Les plaisanteries érotiques provoquaient le petit frisson : « Conon a deux coudées, sa femme en a quatre. Quand ils sont au lit et que leurs pieds se touchent, examine un peu où va la bouche de Conon. »[83]
[83] Anthologie grecque : Epigrammes comiques, 108.
Et la défaillance d’un baiser devenait matière à élégie : « Moi qui jadis sacrifiais à Vénus cinq et même neuf fois consécutives, voici maintenant que j’ai de la peine à parfaire un baiser, du début de la nuit au lever du soleil… O vieillesse, à quoi me destines-tu, si déjà je faiblis à ce point ? »[84]
[84] Anthologie grecque : Epigrammes comiques, 30.
Aussi, pour prévenir ces défaillances et rendre aux athlètes de Vénus leur première vigueur, les magiciennes de Thessalie composaient-elles des breuvages auxquels les Grecs donnaient le nom de satyrion.
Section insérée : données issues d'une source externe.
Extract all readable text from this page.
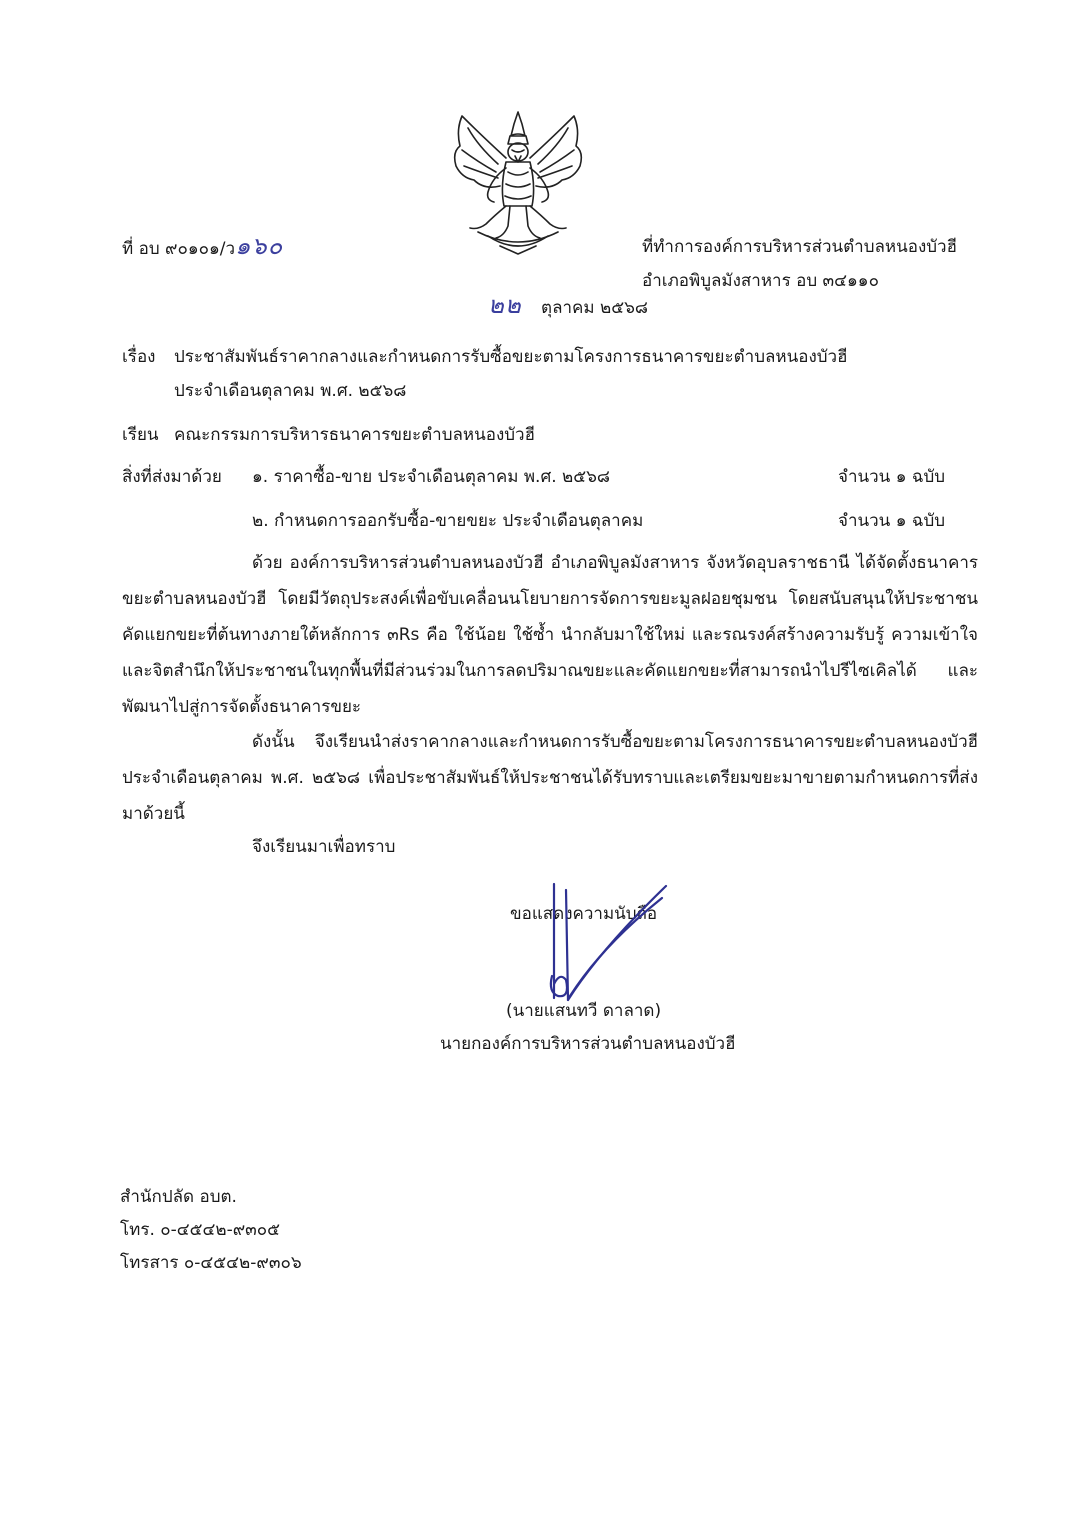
ที่ อบ ๙๐๑๐๑/ว๑๖๐	ที่ทำการองค์การบริหารส่วนตำบลหนองบัวฮี
อำเภอพิบูลมังสาหาร อบ ๓๔๑๑๐
๒๒ ตุลาคม ๒๕๖๘
เรื่อง ประชาสัมพันธ์ราคากลางและกำหนดการรับซื้อขยะตามโครงการธนาคารขยะตำบลหนองบัวฮี
ประจำเดือนตุลาคม พ.ศ. ๒๕๖๘
เรียน คณะกรรมการบริหารธนาคารขยะตำบลหนองบัวฮี
สิ่งที่ส่งมาด้วย ๑. ราคาซื้อ-ขาย ประจำเดือนตุลาคม พ.ศ. ๒๕๖๘	จำนวน ๑ ฉบับ
๒. กำหนดการออกรับซื้อ-ขายขยะ ประจำเดือนตุลาคม	จำนวน ๑ ฉบับ

ด้วย องค์การบริหารส่วนตำบลหนองบัวฮี อำเภอพิบูลมังสาหาร จังหวัดอุบลราชธานี ได้จัดตั้งธนาคารขยะตำบลหนองบัวฮี โดยมีวัตถุประสงค์เพื่อขับเคลื่อนนโยบายการจัดการขยะมูลฝอยชุมชน โดยสนับสนุนให้ประชาชนคัดแยกขยะที่ต้นทางภายใต้หลักการ ๓Rs คือ ใช้น้อย ใช้ซ้ำ นำกลับมาใช้ใหม่ และรณรงค์สร้างความรับรู้ ความเข้าใจและจิตสำนึกให้ประชาชนในทุกพื้นที่มีส่วนร่วมในการลดปริมาณขยะและคัดแยกขยะที่สามารถนำไปรีไซเคิลได้ และพัฒนาไปสู่การจัดตั้งธนาคารขยะ

ดังนั้น จึงเรียนนำส่งราคากลางและกำหนดการรับซื้อขยะตามโครงการธนาคารขยะตำบลหนองบัวฮี ประจำเดือนตุลาคม พ.ศ. ๒๕๖๘ เพื่อประชาสัมพันธ์ให้ประชาชนได้รับทราบและเตรียมขยะมาขายตามกำหนดการที่ส่งมาด้วยนี้

จึงเรียนมาเพื่อทราบ
ขอแสดงความนับถือ
(นายแสนทวี ดาลาด)
นายกองค์การบริหารส่วนตำบลหนองบัวฮี
สำนักปลัด อบต.
โทร. ๐-๔๕๔๒-๙๓๐๕
โทรสาร ๐-๔๕๔๒-๙๓๐๖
La base de ces préparations était les tubercules frais de l’orchis-hircina, que les magiciennes faisaient dissoudre dans du lait de chèvre, et donnaient aux vieillards épuisés pour rallumer en eux les feux de l’amour. Elles se plaisaient à conter qu’Hercule, ayant reçu l’hospitalité chez Thespius, avait, grâce à ce breuvage, défloré dans une nuit les cinquante filles de son hôte. Ainsi encore Proculus, ayant fait prisonnières cent jeunes vierges, les rendit toutes femmes en quinze jours. Un roi des Indes ayant envoyé à Antiochus une plante de l’espèce des satyrions, Théophraste assure que l’esclave chargé de ce végétal offrit de suite soixante-dix sacrifices à Vénus. Les magiciennes employaient aussi, au même usage, la bergeronnette, dont les mouvements sont vifs et animés. Elles l’attachaient à une roue qu’elles faisaient tourner avec une très grande rapidité et en chantant des chansons érotiques[85].
[85] Théophraste, Histoires IX, 9 ; — Xénophon, Mémoires sur Socrate, III, 11 ; — Voir C. Famin, Peintures, bronzes et statues érotiques formant la collection du cabinet secret du Musée royal de Naples. Paris, 1832.
Faut-il s’étonner, après tout cela, que l’habileté professionnelle des courtisanes, leur science du baiser fût si haut prisée chez les anciens, friands de voluptés, de libertinage, d’obscénité même ? Ne voyons-nous pas Bdélycléon, désireux de se gagner Philocléon, lui promettre mille choses, et surtout une courtisane qui lui frottera les reins et le priape (quae penem ei lumbosque fricabit) ? Aristophane a raillé cette passion, et il en a donné une expression significative lorsqu’il a cité les deux courtisanes Salabaccha et Nausimacha, en les déclarant supérieures à deux généraux athéniens ; et aussi lorsque, dans les Grenouilles, Eschyle reproche à Euripide d’imiter dans sa poésie les douze postures de Cyrène. Cette dernière, en effet, s’acquit une grande réputation et le surnom fameux de Dôdékamèchanon (aux douze attitudes) parce qu’elle affichait et justifiait la prétention de connaître et de réaliser douze postures différentes du baiser de volupté[86].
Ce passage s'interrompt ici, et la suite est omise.